I was 13 years old, due to my parents getting divorced there had been a shattering of my whole family structure. At first I stayed with my father and his new wife but she had made it totally clear that I was unrequited in their new life. Over just a few months I was isolated and felt locked outside everything I had known. The relationship between me and my father was unhealthy to say the least and destructive at it’s best. I have mentioned this in the past and detailed that I left his home with a broken nose and dislocated fingers. I also left without a big brother and a much loved auntie, his family were now as cut off from me as my mothers had been for months.
At first the social work department found me a great foster family, they were Dutch and lived in Aberdeen like many other due to the Oil industry. Mia and Jan mad me welcome and I was happy with them for over a year, during that time Mia became pregnant and they had their own little girl. I was a noisy annoying teenager who clearly didn’t make life easy for them and I was one my own again, this time that was where I stayed. At 15 finding a new foster family was unlikely and I was a very grown-up teenager. You were never talked to in those days and asked what you wanted to do, the modern thing of taking a child’s opinion into consideration was unheard of. I was found a room at the YWCA and left there.
Heading for 16 next February meant that under Scottish law in the 70’s my father was allowed to cut me off completely. He contacted me through the social work Dep and informed me that was what my birthday present was to be. Without support I would have no choice but to leave school and get a job. The money that put a roof over my head was about to end. I wasn’t going to be able to sit my all important O’levels as I couldn’t stay there until May, I left school still aged 15 in the November, as I had found a job.
I had few friends, it’s hard to be friends at that age with people who have no understanding of how you live. I didn’t know one single person my age who was like me. My job was OK but I was by far the youngest in the office, so the chance of a friend there was zero. It was Christmas and the office was shut until January, the hostile was almost empty and I had nowhere else to go. Outside the temperature was below freezing and in my room they weren’t much better. My room, that was a bit of a laugh. The YWCA was a charitable organization, all the furniture had clearly been left in wills to them or given by families that didn’t know what to do with it. There was little there that was mine, a few clothes and even fewer bit’s and pieces. Beside the old furniture there was a 2 bar fire that ran off a coin meter, it ate money, if I fed it I didn’t eat.

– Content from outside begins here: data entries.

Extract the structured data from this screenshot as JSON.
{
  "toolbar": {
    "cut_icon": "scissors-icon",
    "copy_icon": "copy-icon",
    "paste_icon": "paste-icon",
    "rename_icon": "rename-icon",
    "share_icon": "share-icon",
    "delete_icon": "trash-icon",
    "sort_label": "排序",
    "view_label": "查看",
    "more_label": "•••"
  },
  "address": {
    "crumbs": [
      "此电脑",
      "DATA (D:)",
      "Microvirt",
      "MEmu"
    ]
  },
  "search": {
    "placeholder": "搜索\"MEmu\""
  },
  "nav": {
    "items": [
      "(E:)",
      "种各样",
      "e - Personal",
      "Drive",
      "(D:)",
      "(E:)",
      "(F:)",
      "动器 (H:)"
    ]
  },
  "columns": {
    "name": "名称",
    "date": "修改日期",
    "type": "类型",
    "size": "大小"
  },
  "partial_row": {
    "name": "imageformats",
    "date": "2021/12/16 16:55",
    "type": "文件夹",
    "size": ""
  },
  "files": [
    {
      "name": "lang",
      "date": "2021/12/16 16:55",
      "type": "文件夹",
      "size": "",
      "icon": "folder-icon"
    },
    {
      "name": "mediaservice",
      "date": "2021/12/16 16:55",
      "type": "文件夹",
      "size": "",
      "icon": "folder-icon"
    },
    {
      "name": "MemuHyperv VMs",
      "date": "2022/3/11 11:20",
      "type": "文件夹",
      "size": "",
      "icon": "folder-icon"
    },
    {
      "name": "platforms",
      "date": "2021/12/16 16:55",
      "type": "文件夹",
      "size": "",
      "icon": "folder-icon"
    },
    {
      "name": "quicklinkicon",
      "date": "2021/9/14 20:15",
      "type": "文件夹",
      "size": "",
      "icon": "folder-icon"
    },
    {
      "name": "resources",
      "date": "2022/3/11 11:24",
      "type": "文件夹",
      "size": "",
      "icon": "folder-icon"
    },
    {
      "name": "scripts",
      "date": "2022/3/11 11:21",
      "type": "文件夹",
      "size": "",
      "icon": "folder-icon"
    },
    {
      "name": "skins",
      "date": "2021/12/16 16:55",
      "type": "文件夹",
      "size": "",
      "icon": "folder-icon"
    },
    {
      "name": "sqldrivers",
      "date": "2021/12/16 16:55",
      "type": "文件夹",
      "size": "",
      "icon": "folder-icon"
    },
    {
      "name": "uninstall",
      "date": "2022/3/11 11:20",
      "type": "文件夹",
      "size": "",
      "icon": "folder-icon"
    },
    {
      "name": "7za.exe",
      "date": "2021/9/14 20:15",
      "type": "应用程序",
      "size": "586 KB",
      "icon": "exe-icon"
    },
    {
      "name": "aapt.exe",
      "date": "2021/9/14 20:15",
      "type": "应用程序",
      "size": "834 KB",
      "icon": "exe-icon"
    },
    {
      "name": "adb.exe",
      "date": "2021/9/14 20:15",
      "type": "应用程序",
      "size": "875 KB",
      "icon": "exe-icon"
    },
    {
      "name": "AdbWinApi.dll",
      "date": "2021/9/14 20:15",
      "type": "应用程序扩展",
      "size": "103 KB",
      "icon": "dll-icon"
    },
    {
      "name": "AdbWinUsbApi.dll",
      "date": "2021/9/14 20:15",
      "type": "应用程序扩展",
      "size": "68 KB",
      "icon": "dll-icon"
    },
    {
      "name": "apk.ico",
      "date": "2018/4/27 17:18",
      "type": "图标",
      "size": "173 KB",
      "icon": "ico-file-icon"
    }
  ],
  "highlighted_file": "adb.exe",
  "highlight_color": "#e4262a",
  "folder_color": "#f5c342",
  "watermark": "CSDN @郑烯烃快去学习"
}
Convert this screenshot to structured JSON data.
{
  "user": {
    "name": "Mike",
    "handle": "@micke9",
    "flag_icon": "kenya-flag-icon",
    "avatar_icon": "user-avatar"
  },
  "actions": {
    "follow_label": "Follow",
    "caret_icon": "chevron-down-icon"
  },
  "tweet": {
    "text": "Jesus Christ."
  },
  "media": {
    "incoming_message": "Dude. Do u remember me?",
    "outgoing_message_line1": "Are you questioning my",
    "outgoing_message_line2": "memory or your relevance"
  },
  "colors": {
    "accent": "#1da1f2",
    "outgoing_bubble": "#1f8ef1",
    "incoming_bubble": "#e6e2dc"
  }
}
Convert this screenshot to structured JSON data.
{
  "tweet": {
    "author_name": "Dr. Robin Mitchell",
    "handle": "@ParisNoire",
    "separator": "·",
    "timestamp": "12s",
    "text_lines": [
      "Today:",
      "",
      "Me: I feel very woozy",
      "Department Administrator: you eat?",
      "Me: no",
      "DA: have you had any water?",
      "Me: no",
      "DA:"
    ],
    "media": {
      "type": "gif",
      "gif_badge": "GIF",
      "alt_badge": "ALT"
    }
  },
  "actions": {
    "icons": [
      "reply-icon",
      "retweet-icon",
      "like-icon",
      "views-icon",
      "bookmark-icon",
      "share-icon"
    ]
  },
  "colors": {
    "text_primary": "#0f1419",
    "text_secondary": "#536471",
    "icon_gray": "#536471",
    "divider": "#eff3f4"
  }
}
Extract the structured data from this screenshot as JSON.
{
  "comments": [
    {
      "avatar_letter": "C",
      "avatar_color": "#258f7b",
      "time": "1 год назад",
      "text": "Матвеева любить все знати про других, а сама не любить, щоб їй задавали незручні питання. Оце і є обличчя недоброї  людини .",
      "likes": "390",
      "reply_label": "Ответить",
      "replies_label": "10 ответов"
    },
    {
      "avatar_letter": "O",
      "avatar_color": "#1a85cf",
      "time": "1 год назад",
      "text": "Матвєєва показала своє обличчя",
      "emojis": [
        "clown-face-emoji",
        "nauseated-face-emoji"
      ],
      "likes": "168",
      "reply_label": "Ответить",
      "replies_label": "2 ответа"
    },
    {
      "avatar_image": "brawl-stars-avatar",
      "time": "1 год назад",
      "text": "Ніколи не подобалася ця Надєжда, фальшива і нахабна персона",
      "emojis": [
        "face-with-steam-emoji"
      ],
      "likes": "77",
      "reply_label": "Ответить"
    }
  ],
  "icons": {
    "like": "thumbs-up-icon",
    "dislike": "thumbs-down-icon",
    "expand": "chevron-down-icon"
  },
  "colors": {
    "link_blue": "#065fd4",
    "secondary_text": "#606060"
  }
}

On Christmas eve I finished work and headed to my room. There was ice on the inside of my window and no other single thing to say it was Christmas. That next week was when I first learned what lonely really meant. I went to the kitchen to cook some food and saw no one, the cleaners at the hostile were also on holiday, so no hoovering to remind me of normal life. It felt like I was the only person in that huge building. No one called on the pay phone in the hallway. No one knocked on my door. I lay in my bed all day every day, it was the warmest place to be. There was no TV, a radio that played Christmas songs I didn’t want to hear. On my lowest day I forced myself out. I dressed and headed the short walk to the city center. Remember as you read on this it was 1976, there wasn’t even Sunday shopping, no shop ever opened on a Sunday or bank holiday. No bars either, nothing. The city was silent and as empty as the hostile. I walked through the empty streets and headed to Duthie park, but apart from a couple of people walking their dogs, I was still alone.
For the first time in my life I found myself sitting on the cold hard ground by the river wondering how easy it would be to die. Not casual thoughts, dark painful thoughts, ones that counted the people I had in my life as one, just me. I was 15 and so alone, so hurt and so scared of the future,was this what life was, more of exactly what I had at that moment, that life was unbearable. Why would anyone want to live like that? I sat there totally lost inside myself because there wasn’t anything out there other than me. That is lonely.
The figure that formed my age then, are now reversed, but I have never forgotten it. Because I am housebound so many people ask me the question, ‘Don’t you get lonely?’ I have to be honest and say no. I have few but rich friendships that I treasure and recently I have found friends who I will never meet but I can talk to at anytime. That is the gift of the modern world that technology has brought us. I think the future will bring all of us a less lonely life as long as we have access but don’t forget those who don’t have a PC, ipad, or smartphone.